On Behalf of | Apr 2, 2021 | Child Custody

If you share a child with your soon-to-be ex-spouse, the finalization of your divorce does not sever your relationship with your former partner and mean you will have no further contact. Rather, you must continue to work together to share the rights and responsibilities of raising your child.

When decisions regarding custody fall to the court, several factors play a role in the decisions made. Understanding how the state determines child custody awards may help you create a plan suited to you, your child, and your family’s unique needs.

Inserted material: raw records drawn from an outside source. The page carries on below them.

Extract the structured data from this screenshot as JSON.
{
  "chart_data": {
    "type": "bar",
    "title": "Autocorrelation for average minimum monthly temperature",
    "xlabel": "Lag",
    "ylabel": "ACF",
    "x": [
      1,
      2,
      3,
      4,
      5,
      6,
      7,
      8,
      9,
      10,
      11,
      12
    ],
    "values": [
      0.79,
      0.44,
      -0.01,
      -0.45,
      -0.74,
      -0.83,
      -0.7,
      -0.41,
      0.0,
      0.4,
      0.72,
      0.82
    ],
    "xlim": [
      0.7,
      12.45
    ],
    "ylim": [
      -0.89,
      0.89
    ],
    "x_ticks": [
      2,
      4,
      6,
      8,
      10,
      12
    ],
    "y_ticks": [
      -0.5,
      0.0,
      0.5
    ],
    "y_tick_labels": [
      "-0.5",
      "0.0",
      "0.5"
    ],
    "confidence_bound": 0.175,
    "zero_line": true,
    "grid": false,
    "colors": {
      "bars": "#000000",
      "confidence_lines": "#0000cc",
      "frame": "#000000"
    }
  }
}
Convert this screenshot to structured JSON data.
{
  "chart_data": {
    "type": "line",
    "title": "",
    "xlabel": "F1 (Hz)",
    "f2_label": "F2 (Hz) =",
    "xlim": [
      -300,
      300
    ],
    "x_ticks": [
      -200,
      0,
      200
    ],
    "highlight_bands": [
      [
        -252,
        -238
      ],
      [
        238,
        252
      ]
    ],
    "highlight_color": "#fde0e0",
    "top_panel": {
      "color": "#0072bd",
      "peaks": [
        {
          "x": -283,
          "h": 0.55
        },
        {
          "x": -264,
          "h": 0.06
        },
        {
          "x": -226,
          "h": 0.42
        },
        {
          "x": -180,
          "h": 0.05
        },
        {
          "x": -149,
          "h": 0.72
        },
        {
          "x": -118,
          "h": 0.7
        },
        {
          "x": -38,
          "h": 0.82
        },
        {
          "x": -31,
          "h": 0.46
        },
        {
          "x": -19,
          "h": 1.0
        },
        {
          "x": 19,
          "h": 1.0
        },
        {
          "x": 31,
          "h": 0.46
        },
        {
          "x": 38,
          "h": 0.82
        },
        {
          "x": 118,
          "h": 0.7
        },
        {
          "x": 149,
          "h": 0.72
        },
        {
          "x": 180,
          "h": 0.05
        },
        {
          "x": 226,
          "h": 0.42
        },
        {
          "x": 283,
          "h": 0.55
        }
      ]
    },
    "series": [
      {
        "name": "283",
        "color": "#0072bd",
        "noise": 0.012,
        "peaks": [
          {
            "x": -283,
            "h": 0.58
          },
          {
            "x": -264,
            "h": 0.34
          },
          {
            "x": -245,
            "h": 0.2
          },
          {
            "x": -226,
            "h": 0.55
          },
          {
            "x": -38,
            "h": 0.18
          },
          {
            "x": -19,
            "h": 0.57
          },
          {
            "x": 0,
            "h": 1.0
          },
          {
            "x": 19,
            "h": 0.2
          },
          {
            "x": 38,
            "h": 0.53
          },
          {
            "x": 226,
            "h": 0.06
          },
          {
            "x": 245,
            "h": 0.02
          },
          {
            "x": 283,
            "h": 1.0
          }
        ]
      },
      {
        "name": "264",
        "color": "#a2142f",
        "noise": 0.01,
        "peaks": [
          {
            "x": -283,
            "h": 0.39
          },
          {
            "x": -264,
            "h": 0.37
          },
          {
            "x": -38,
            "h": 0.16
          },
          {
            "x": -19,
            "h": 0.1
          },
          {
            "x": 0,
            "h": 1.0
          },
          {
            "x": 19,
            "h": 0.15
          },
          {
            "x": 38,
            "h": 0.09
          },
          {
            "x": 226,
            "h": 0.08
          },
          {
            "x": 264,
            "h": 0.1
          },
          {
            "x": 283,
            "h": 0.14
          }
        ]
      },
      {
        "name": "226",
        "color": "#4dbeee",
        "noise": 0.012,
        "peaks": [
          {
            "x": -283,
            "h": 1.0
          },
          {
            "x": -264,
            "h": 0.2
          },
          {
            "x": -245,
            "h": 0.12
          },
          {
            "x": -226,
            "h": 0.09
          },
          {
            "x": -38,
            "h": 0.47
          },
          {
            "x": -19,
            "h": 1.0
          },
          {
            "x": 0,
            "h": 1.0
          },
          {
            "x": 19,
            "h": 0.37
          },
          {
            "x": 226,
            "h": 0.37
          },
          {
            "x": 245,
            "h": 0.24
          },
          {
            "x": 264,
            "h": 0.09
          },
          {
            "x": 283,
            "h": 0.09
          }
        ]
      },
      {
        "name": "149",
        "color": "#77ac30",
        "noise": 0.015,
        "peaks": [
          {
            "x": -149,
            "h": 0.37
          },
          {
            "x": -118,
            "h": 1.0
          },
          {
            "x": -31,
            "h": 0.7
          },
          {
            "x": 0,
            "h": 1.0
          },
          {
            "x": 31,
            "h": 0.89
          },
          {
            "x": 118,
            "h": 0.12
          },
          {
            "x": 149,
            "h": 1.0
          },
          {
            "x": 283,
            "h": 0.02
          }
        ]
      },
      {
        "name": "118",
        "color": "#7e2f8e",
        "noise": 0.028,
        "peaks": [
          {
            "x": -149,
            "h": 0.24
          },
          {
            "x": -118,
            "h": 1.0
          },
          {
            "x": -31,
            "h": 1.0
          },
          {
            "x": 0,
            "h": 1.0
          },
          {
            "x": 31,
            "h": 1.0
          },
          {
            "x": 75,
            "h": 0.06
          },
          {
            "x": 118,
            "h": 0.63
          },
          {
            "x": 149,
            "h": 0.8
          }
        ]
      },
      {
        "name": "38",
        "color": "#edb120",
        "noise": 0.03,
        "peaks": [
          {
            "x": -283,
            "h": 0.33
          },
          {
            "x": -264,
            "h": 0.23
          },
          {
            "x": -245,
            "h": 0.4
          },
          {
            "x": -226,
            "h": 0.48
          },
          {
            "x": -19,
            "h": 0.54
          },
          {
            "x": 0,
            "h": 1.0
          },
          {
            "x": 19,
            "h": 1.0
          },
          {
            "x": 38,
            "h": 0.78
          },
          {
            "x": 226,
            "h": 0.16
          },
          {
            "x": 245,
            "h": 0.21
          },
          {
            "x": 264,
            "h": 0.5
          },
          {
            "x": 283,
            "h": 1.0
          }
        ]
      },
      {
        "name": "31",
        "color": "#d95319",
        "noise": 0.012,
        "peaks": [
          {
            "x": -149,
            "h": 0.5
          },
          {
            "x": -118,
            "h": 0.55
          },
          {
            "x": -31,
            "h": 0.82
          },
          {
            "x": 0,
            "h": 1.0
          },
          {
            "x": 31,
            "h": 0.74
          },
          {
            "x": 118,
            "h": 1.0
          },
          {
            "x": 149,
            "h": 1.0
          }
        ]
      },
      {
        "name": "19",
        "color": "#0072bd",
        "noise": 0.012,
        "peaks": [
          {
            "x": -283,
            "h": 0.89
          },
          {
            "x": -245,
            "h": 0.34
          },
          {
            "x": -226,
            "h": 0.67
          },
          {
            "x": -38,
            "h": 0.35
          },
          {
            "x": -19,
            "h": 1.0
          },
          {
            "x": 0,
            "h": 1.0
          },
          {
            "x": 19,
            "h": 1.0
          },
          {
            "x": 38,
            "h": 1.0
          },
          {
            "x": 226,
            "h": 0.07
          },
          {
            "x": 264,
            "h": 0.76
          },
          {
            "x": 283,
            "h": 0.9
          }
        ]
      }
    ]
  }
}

Factors involving the child

According to New Jersey state law, in making child custody determinations, the court may consider various factors. Aiming to serve the child’s best interests, the court may take into account your child’s age and needs. For example, a 6-month-old infant that gets breastfed may require more time with his or her mother than an adolescent or teenage child. Additionally, the court may take into consideration the quality and continuation of your child’s education, the safety of your child from physical abuse, and your child’s preferences in cases when he or she has reached sufficient age and has the capacity to make a reasonable decision.

Factors involving the parents

Several factors considered by the court when determining child custody involve you and your child’s other parent. The court may look at your fitness, including your mental and physical health, and whether you have a history of domestic violence. Further, the court may consider your employment responsibilities, as well as whether you both have the ability to communicate, cooperate and agree on issues relating to your child. The proximity of your and your ex’s homes may also factor into the court’s custody decision.

Ultimately, the court places decisions regarding custody in the hands of parents. Should the parents struggle to come to an arrangement, however, the court may step in and make custody- and visitation-related decisions.